Sidis mengarahkan raptor mereka ke arah dinding di depan monster-monster itu, tetapi para ksatria di darat memberi isyarat agar dia berbelok ke kanan. Dia mengikuti instruksi mereka, tetapi dinding itu tampak kokoh baginya. Dia tidak yakin mengapa mereka ingin dia mendarat di tempat lain. Dia mendaratkan burung itu di tempat terbuka yang lebih jauh dari dinding, dan pasangan itu turun.

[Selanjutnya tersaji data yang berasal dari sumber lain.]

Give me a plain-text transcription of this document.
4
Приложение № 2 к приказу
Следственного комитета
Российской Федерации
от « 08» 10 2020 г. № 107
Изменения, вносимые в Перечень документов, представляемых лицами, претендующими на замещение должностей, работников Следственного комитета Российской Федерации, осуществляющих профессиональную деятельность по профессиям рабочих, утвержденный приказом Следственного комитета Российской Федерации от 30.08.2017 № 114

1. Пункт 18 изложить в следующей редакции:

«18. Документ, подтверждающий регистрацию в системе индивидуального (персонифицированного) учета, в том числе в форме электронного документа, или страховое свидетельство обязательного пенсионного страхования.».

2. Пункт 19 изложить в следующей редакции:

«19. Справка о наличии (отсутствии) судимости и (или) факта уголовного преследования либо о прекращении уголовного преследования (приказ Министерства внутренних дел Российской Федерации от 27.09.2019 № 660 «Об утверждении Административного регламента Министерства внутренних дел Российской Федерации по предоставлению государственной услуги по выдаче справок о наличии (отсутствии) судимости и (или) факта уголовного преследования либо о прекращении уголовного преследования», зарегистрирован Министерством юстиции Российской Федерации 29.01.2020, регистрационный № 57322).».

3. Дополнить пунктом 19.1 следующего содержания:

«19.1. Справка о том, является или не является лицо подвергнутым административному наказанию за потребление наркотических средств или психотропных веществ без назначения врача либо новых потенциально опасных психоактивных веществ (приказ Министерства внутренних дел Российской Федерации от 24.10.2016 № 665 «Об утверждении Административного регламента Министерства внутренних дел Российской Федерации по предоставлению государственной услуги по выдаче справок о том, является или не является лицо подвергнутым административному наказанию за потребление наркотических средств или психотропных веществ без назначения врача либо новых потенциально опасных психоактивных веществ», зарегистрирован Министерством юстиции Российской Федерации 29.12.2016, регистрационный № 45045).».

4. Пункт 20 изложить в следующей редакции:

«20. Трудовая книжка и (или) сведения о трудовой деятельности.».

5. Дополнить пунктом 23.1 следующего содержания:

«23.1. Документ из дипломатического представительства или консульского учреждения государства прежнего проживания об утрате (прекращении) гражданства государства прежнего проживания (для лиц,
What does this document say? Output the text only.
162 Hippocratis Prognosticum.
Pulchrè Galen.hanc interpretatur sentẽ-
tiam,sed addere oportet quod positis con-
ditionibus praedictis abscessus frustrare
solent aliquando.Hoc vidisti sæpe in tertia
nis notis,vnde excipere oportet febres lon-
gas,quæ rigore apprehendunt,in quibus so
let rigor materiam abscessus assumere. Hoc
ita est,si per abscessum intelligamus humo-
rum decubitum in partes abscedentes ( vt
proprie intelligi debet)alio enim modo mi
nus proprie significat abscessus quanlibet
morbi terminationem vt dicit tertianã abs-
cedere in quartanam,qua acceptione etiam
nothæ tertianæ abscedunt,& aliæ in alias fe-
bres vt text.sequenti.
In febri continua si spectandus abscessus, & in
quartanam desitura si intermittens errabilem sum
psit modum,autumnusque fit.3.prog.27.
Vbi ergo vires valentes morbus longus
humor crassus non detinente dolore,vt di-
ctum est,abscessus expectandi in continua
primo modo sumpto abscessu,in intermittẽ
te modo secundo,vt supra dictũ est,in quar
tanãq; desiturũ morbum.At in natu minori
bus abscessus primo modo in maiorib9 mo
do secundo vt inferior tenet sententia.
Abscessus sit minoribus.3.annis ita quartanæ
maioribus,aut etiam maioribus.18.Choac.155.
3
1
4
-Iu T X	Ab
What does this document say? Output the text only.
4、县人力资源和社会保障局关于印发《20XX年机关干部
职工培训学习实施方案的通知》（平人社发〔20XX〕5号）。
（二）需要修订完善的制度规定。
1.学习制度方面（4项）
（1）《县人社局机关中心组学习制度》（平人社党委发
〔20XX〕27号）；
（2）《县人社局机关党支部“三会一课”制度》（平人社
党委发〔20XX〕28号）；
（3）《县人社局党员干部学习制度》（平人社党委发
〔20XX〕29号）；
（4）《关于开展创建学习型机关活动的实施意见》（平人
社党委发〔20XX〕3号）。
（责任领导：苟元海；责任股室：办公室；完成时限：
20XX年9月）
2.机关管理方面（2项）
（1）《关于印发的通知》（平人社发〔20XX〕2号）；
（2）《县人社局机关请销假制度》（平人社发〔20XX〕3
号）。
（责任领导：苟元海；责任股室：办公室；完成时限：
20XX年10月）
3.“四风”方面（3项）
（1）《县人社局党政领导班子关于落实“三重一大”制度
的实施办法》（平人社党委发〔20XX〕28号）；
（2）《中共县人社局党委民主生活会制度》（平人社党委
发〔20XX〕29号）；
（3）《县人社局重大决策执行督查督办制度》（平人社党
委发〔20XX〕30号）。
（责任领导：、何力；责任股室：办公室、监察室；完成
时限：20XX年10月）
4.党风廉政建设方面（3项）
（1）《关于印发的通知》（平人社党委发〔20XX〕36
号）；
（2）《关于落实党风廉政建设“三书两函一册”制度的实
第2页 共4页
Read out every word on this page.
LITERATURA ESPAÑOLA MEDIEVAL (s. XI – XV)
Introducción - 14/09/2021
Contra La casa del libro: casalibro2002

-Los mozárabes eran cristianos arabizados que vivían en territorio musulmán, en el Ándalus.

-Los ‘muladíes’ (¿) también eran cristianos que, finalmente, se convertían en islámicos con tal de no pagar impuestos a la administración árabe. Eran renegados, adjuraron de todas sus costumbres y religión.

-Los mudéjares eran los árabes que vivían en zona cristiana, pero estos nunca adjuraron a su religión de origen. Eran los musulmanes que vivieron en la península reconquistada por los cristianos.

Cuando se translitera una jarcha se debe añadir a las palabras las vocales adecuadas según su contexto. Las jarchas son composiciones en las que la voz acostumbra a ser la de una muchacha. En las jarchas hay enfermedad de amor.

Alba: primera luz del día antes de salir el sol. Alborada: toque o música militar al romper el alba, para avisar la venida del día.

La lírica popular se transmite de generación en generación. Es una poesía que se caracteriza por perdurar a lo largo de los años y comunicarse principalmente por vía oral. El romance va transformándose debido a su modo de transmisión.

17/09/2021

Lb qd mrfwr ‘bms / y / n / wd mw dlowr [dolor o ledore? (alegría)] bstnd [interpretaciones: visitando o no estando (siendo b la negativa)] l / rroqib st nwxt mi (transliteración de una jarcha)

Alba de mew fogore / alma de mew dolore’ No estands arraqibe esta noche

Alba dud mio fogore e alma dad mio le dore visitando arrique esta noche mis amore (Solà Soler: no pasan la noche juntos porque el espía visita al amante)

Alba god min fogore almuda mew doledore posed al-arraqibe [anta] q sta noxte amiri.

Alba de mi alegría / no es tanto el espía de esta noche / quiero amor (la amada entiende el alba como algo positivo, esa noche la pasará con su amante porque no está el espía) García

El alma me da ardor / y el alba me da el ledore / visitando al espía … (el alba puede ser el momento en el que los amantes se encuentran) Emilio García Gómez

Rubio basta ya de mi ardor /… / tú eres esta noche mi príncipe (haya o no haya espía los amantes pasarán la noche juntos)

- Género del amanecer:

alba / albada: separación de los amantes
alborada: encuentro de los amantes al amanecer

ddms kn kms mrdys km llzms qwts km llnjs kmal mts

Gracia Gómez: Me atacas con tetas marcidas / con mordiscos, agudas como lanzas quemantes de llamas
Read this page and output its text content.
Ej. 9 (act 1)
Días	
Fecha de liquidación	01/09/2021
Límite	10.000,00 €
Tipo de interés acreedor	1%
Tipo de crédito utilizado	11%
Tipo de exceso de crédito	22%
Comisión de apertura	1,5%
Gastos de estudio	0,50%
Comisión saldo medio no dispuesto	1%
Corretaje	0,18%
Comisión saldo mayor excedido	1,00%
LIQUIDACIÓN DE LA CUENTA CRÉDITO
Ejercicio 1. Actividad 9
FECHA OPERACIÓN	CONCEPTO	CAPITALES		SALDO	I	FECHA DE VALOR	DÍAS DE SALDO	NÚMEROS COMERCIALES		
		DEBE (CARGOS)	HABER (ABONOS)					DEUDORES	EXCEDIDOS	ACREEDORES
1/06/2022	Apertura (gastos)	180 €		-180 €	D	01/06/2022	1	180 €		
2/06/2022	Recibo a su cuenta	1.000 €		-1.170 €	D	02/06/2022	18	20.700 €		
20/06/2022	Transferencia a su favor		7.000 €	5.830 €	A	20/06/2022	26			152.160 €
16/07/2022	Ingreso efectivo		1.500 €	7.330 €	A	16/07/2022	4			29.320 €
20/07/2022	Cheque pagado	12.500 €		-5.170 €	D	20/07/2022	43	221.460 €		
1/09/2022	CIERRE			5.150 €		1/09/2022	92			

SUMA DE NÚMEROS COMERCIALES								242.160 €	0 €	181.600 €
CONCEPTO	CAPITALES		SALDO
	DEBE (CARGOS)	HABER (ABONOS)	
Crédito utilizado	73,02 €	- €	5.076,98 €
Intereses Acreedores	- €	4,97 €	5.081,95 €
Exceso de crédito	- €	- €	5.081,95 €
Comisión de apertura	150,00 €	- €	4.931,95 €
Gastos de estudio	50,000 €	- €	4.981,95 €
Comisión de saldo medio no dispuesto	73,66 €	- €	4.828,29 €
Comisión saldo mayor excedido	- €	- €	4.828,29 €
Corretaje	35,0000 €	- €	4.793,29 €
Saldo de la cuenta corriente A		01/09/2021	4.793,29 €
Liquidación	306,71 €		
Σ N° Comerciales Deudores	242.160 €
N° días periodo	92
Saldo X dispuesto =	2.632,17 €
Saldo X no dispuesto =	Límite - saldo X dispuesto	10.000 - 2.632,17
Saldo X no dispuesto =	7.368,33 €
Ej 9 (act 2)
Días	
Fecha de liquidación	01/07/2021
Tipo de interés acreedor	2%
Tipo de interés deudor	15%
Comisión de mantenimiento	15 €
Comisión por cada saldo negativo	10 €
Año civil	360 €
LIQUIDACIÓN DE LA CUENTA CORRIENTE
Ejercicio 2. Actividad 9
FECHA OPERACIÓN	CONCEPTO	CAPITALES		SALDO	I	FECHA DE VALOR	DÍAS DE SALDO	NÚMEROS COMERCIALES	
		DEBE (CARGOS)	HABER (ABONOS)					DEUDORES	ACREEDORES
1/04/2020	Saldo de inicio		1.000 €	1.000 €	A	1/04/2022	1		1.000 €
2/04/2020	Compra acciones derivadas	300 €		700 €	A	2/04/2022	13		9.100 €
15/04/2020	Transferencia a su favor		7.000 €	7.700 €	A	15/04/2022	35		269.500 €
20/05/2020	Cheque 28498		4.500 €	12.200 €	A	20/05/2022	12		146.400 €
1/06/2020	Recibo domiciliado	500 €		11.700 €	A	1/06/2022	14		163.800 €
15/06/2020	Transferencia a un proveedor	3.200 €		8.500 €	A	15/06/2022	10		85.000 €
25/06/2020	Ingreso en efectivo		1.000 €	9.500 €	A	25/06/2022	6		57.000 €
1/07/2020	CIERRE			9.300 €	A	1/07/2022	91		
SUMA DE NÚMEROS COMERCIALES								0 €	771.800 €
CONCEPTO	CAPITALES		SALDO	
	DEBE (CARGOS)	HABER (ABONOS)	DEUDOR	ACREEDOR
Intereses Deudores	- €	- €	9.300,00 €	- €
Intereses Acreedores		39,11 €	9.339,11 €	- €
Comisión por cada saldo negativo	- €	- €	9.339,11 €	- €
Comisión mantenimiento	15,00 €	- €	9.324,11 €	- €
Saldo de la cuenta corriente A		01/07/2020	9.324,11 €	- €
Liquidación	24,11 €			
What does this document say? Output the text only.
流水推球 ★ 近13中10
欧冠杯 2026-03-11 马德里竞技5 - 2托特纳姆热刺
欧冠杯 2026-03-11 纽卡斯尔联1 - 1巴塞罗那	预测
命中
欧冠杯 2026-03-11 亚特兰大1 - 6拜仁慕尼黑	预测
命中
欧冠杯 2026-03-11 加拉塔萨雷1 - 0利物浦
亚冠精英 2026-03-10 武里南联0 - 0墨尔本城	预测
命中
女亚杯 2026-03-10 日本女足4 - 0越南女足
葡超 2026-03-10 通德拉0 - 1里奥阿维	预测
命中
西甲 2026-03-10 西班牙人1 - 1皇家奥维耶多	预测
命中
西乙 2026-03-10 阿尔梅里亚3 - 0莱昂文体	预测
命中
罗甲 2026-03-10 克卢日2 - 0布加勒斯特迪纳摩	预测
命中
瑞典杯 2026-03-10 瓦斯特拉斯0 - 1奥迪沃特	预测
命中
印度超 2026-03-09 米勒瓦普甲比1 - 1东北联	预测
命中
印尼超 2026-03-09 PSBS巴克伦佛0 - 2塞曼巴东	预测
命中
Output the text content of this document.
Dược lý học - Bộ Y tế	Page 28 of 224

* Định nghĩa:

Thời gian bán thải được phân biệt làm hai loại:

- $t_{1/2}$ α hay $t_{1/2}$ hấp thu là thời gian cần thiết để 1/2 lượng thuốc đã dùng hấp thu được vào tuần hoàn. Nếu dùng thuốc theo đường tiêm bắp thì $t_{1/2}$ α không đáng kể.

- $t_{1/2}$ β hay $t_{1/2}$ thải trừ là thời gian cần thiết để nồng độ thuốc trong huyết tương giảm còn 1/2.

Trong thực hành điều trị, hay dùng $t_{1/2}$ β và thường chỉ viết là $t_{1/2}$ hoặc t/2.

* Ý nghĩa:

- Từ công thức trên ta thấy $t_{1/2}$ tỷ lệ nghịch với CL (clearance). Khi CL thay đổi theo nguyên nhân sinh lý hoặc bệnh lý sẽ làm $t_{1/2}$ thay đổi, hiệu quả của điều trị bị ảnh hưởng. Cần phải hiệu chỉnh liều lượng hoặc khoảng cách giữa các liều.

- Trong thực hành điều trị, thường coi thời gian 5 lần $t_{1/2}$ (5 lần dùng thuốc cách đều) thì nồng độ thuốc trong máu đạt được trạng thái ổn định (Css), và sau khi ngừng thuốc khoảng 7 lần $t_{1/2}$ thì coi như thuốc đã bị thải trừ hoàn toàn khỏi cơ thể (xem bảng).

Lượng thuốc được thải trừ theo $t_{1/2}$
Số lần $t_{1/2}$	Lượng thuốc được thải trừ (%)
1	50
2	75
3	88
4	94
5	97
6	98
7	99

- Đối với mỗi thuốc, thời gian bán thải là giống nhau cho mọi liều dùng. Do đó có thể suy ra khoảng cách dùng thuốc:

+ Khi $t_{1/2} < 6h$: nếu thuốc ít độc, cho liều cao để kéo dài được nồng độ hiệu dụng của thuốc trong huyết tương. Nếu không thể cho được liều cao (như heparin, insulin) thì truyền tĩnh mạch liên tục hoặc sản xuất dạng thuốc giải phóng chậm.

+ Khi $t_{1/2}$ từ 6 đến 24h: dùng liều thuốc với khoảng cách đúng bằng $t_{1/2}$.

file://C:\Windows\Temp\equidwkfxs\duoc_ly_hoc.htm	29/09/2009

“Oh, Pangeran Sidis! Kami senang Anda berada di sini!” seru seorang ksatria sambil berlari menghampiri mereka.

Sidis lebih mengkhawatirkan apa yang baru saja terjadi. “Mengapa aku dicegah mendarat di dinding?”

“Kami mengalami masalah di sana, Yang Mulia. Situasinya sudah agak tenang sekarang, tetapi beberapa prajurit yang berdiri di dekatnya telah berubah menjadi anjing.”

“Bahkan di sini?” Kata Sidis sambil cemberut.

Orang-orang yang berubah menjadi anjing lagi sudah cukup buruk, tetapi fakta bahwa hal itu telah terjadi dua kali di ibu kota membuat Lyse khawatir. Kejadian itu terlalu sering dan mengkhawatirkan. Ancaman Donan semakin meningkat. Ini pasti juga ulah mereka.

“Bagaimana rakyatmu menghadapi para monster?” tanya Sidis kepada ksatria itu.

“Saya telah menugaskan, ehm, orang-orang yang tidak keberatan menjadi anjing,” jawabnya dengan tenang.

“Itu salah satu cara untuk melakukan sesuatu…” Lyse tertawa canggung sendiri.

Memilih mereka yang bersedia menjadi anjing untuk membela kekaisaran adalah keputusan yang terpuji. Alternatifnya adalah mengubah mereka yang enggan menjadi pahlawan tragis, yang tidak akan baik untuk moral. Terlebih lagi, mengirimkan mereka yang tidak menentang transformasi menjadi anjing berarti hal itu tidak akan mengejutkan mereka atau mengguncang saraf mereka dalam pertempuran. Bersiap adalah satu hal, tetapi Lyse tidak bisa tidak berpikir bahwa mereka seharusnya lebih memikirkan akibatnya.

“Percaya atau tidak, cukup banyak dari mereka menganggap transformasi itu sebagai semacam cuti panjang,” jelas sang ksatria.

“Dan mereka tahu bahwa mereka akan mempertahankan ingatan manusia mereka?” tanya Sidis.

“Mereka tampaknya kurang peduli dengan transformasi itu daripada kau, jadi aku tidak menyebutkan bagian itu.” Ksatria itu terkekeh licik. “Tapi, hidup itu panjang. Apa salahnya mencoba sesuatu yang baru sesekali?”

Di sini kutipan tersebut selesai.